Q: What feature engineering techniques are common in time series?

Short interview answer

I usually group them into lag features, rolling statistics, seasonal calendar features, transformations, and external covariates.

Common feature groups

Lags: y_(t-1), y_(t-7), y_(t-24)
Rolling stats: mean, std, min, max, quantiles
Differences and growth rates
Calendar features: hour, day of week, month, holiday, promotion
Expanding-window features
Spectral or frequency-domain summaries

Typical formulas

Lag-k feature:
x_t^(lag,k) = y_(t-k)

Rolling mean over window w:
m_t = (1 / w) Σ_(i=1 to w) y_(t-i)

Rolling variance:
s_t^2 = (1 / (w-1)) Σ_(i=1 to w) (y_(t-i) - m_t)^2

Q: How do you transform time-series data?

Short interview answer

Transformations can stabilize variance, improve stationarity, reduce skew, or make optimization easier.

Important formulas

Log transform:
z_t = log(y_t)

Box-Cox transform:
z_t = (y_t^λ - 1) / λ      if λ ≠ 0
z_t = log(y_t)             if λ = 0

Z-score scaling:
z_t = (y_t - μ) / σ

Min-max scaling:
z_t = (y_t - y_min) / (y_max - y_min)

Production caveat

Fit scaling parameters only on the training period.
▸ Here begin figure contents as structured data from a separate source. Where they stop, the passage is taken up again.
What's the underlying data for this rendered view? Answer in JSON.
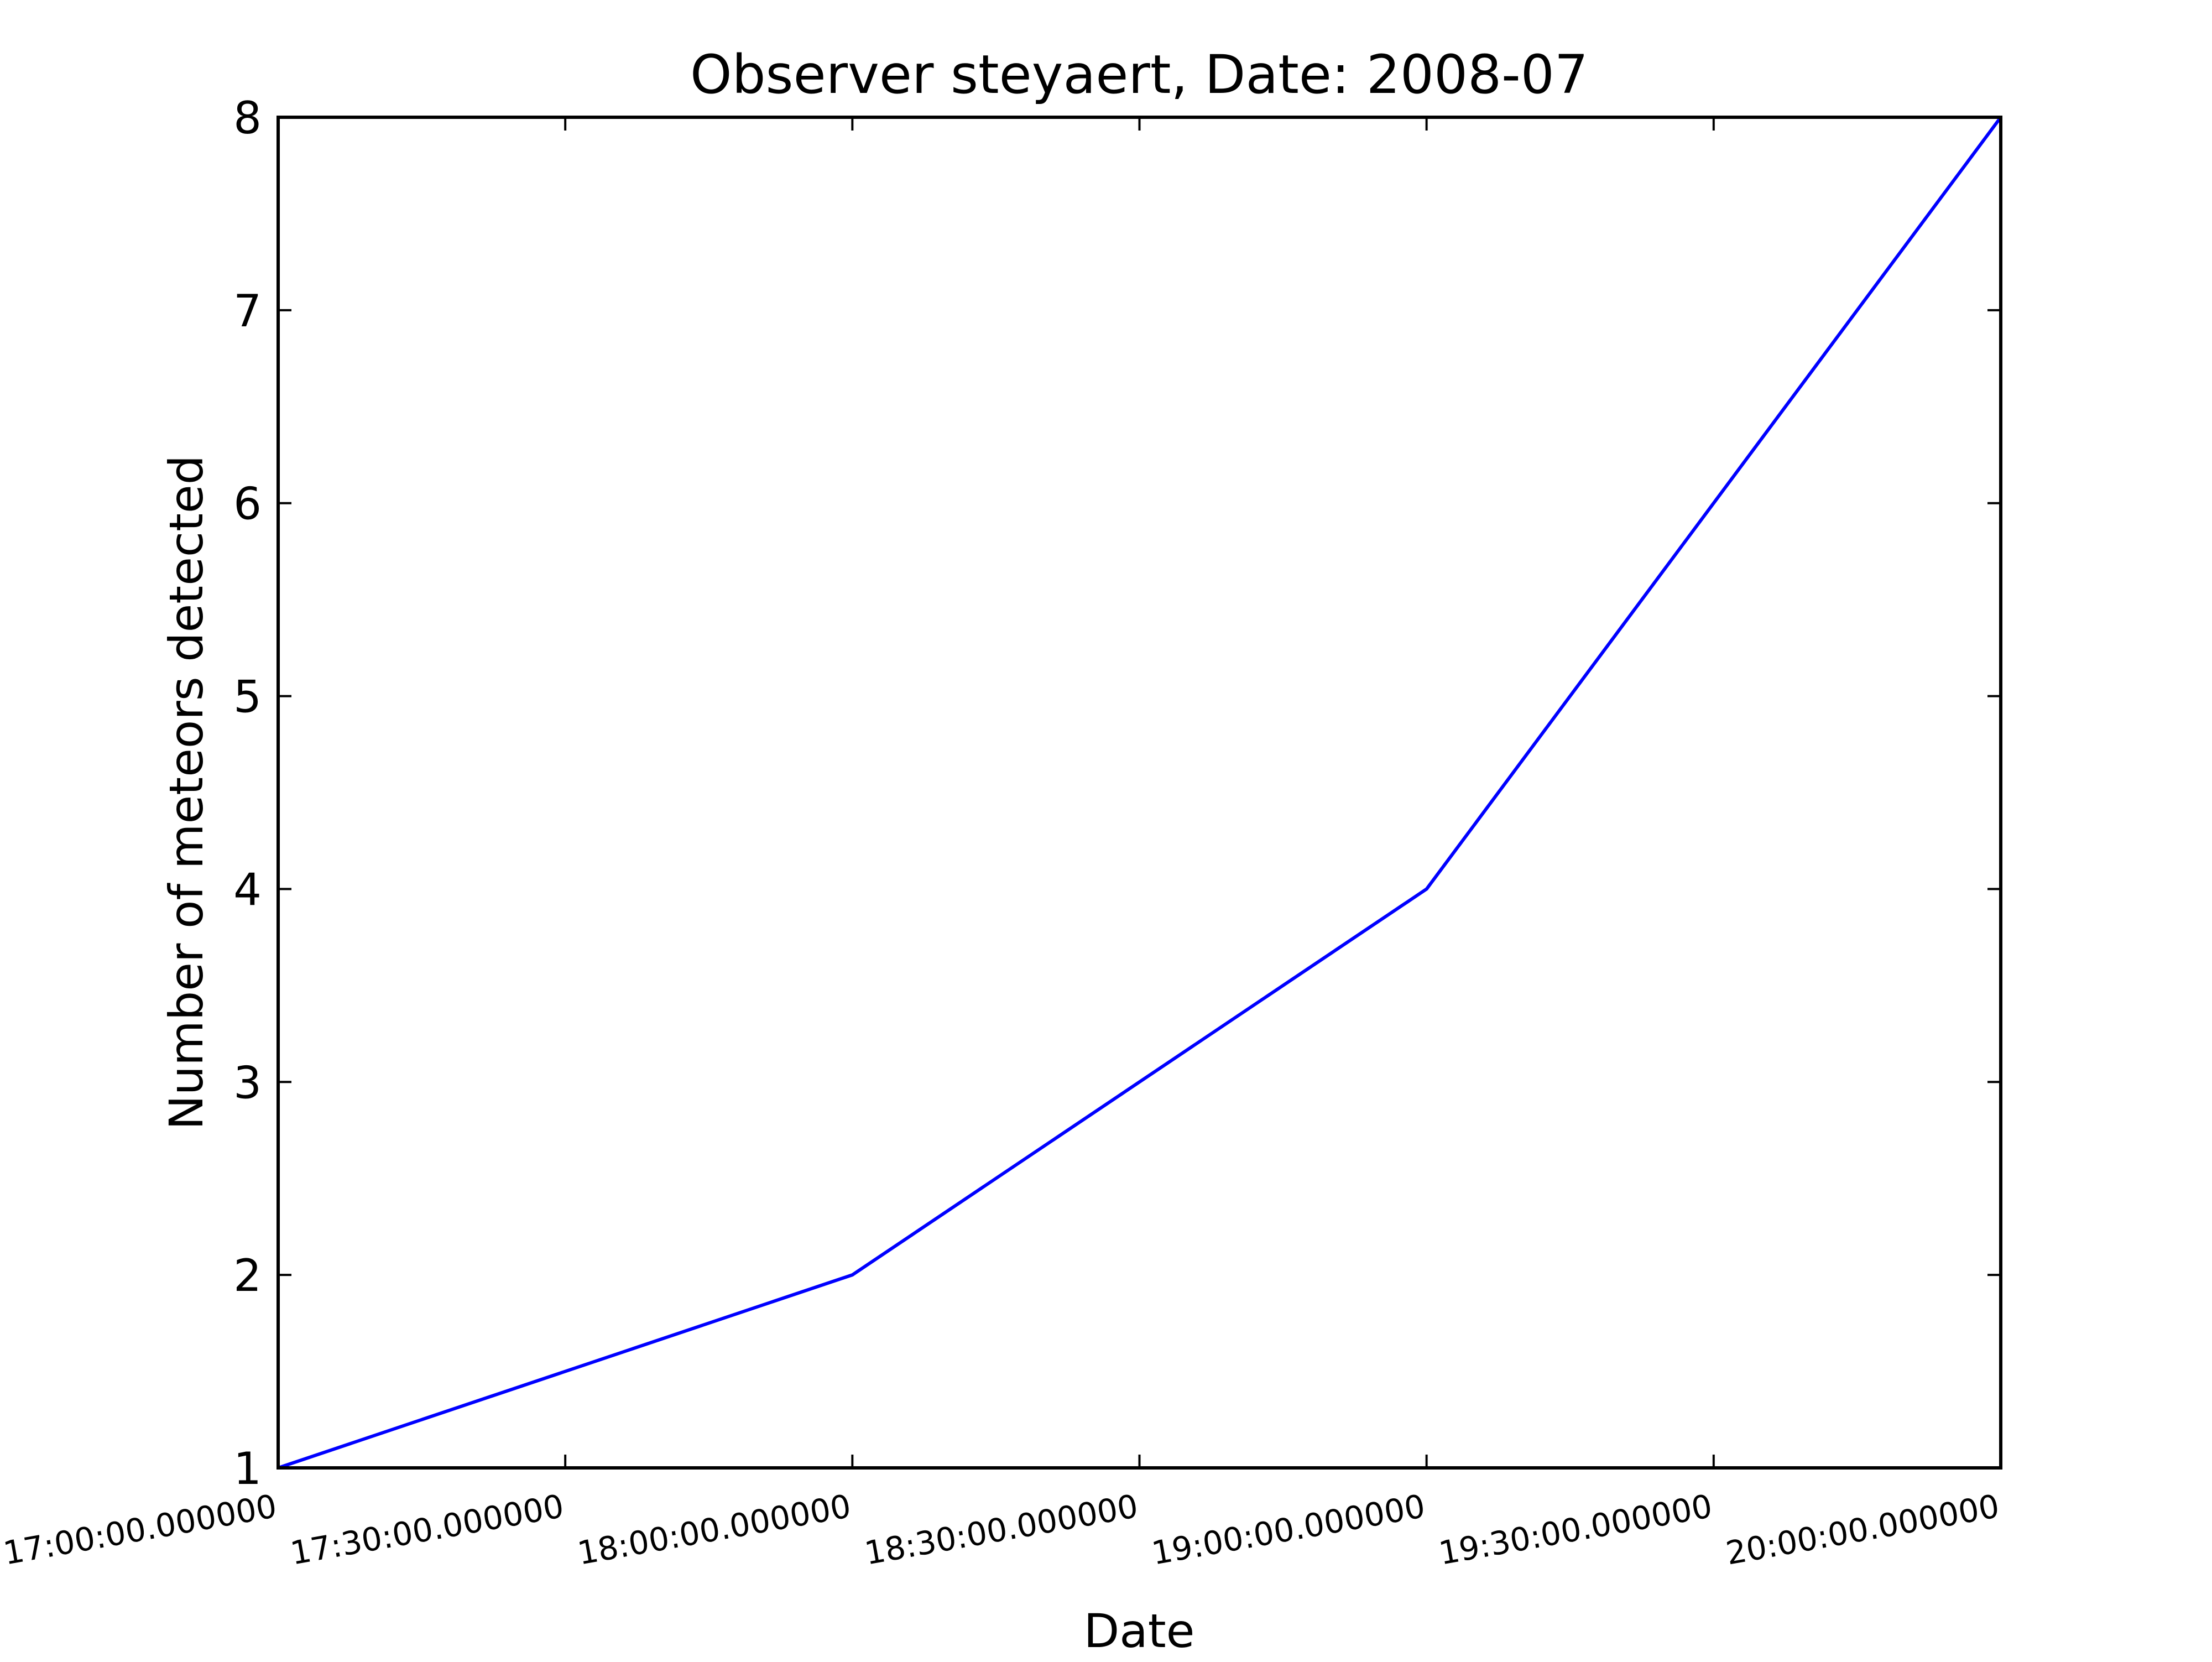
{
  "chart_data": {
    "type": "line",
    "title": "Observer steyaert, Date: 2008-07",
    "xlabel": "Date",
    "ylabel": "Number of meteors detected",
    "x": [
      "17:00",
      "18:00",
      "19:00",
      "19:30",
      "20:00"
    ],
    "x_tick_labels": [
      "17:00:00.000000",
      "17:30:00.000000",
      "18:00:00.000000",
      "18:30:00.000000",
      "19:00:00.000000",
      "19:30:00.000000",
      "20:00:00.000000"
    ],
    "y_tick_labels": [
      "1",
      "2",
      "3",
      "4",
      "5",
      "6",
      "7",
      "8"
    ],
    "series": [
      {
        "values": [
          1,
          2,
          4,
          6,
          8
        ],
        "color": "#0000ff"
      }
    ],
    "xlim": [
      "17:00",
      "20:00"
    ],
    "ylim": [
      1,
      8
    ],
    "grid": false,
    "legend": "none"
  }
}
Fitting on the full series causes leakage.

Q: How do you measure similarity between two time series?

Strong answer

The choice depends on whether timing shifts should count as mismatch.

Key options

Euclidean distance if the sequences are aligned and same length.
Dynamic Time Warping if local time shifts should be tolerated.
Correlation if shape matters more than scale.
Cosine similarity if direction matters more than magnitude.

Important formulas

Euclidean distance:
d(x, y) = sqrt( Σ_i (x_i - y_i)^2 )

Cosine similarity:
cos(x, y) = (x · y) / (||x|| ||y||)

Pearson correlation:
ρ(x, y) = Cov(x, y) / (σ_x σ_y)

DTW intuition

DTW solves a dynamic-programming problem that finds the minimum-cost alignment path between two sequences, allowing local stretching and compression in time.
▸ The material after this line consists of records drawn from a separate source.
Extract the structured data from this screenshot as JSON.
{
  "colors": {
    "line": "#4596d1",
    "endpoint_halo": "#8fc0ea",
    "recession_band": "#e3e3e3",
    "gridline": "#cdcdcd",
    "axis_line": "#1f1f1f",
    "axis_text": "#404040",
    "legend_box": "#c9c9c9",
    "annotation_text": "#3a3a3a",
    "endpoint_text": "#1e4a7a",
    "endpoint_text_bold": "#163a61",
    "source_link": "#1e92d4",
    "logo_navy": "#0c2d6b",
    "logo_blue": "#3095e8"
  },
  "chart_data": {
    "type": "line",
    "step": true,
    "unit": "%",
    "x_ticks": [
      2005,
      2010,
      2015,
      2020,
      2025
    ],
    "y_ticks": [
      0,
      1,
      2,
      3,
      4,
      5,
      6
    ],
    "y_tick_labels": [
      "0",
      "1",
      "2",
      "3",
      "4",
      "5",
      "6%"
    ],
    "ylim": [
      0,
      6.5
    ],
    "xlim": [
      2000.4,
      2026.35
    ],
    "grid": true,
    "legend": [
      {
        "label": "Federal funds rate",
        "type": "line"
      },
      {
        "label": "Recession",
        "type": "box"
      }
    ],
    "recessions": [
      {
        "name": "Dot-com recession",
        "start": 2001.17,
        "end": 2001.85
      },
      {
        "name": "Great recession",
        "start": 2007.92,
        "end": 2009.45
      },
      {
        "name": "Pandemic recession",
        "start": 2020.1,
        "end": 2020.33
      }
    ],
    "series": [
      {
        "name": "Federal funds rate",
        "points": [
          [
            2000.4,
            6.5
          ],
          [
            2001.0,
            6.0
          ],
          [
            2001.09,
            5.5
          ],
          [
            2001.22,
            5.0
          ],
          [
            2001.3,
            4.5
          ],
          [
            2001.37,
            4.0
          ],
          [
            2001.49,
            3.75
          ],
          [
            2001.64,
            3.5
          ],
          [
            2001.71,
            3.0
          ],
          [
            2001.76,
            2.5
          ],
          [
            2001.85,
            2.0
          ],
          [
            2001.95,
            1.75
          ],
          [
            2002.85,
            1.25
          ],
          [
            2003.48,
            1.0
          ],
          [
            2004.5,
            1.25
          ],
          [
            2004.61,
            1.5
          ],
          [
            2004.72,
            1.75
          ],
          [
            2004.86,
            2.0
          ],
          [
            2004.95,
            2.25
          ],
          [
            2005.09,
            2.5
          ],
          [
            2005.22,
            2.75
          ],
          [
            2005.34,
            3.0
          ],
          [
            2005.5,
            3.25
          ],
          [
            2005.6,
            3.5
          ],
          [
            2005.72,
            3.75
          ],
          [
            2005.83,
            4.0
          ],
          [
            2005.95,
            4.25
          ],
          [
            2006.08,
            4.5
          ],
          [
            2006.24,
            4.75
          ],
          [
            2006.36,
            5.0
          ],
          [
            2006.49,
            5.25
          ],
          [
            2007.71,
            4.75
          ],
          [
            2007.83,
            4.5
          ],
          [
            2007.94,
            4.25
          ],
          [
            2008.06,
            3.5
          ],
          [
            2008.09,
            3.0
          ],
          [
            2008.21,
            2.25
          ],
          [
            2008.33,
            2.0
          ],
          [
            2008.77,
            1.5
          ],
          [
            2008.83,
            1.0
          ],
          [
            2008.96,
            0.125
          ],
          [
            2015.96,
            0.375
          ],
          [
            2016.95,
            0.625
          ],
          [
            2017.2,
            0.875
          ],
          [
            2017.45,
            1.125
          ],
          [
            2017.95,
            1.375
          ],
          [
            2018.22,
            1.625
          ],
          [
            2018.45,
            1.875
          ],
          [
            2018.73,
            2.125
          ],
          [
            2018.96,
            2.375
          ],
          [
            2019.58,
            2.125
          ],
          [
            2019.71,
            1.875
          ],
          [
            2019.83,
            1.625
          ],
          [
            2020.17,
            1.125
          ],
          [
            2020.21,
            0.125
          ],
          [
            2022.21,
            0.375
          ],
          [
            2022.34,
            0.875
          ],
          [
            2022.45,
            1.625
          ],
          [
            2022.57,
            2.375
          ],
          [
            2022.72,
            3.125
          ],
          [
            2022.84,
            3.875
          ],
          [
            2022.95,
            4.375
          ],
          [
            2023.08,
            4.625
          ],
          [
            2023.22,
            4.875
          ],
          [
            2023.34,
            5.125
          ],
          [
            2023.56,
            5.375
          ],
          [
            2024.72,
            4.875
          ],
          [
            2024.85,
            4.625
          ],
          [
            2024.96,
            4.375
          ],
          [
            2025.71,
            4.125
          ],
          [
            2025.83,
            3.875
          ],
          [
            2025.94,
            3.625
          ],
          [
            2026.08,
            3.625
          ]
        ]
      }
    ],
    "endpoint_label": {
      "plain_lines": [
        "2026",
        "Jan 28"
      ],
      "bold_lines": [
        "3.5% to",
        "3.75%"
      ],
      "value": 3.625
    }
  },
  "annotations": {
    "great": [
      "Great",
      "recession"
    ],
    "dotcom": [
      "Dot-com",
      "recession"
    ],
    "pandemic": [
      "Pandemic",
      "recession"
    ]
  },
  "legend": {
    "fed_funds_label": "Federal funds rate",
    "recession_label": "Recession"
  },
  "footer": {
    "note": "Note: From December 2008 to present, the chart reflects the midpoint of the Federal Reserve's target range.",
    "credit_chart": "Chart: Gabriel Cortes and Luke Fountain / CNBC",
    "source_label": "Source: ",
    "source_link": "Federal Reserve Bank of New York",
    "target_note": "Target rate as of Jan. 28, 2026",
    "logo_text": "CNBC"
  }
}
Q: How would you handle missing values in time series?

Strong answer

I first ask whether the missingness is informative. In operations or IoT systems, missingness may itself indicate failure or downtime.

Typical methods

Forward fill or backward fill
Linear interpolation
Seasonal interpolation
Model-based imputation
Missingness indicator features

What interviewers like to hear

Do not impute using future information if the prediction setting is causal.
Evaluate the imputation method inside the training pipeline, not on the full dataset.
For long missing spans, naive interpolation may hallucinate false structure.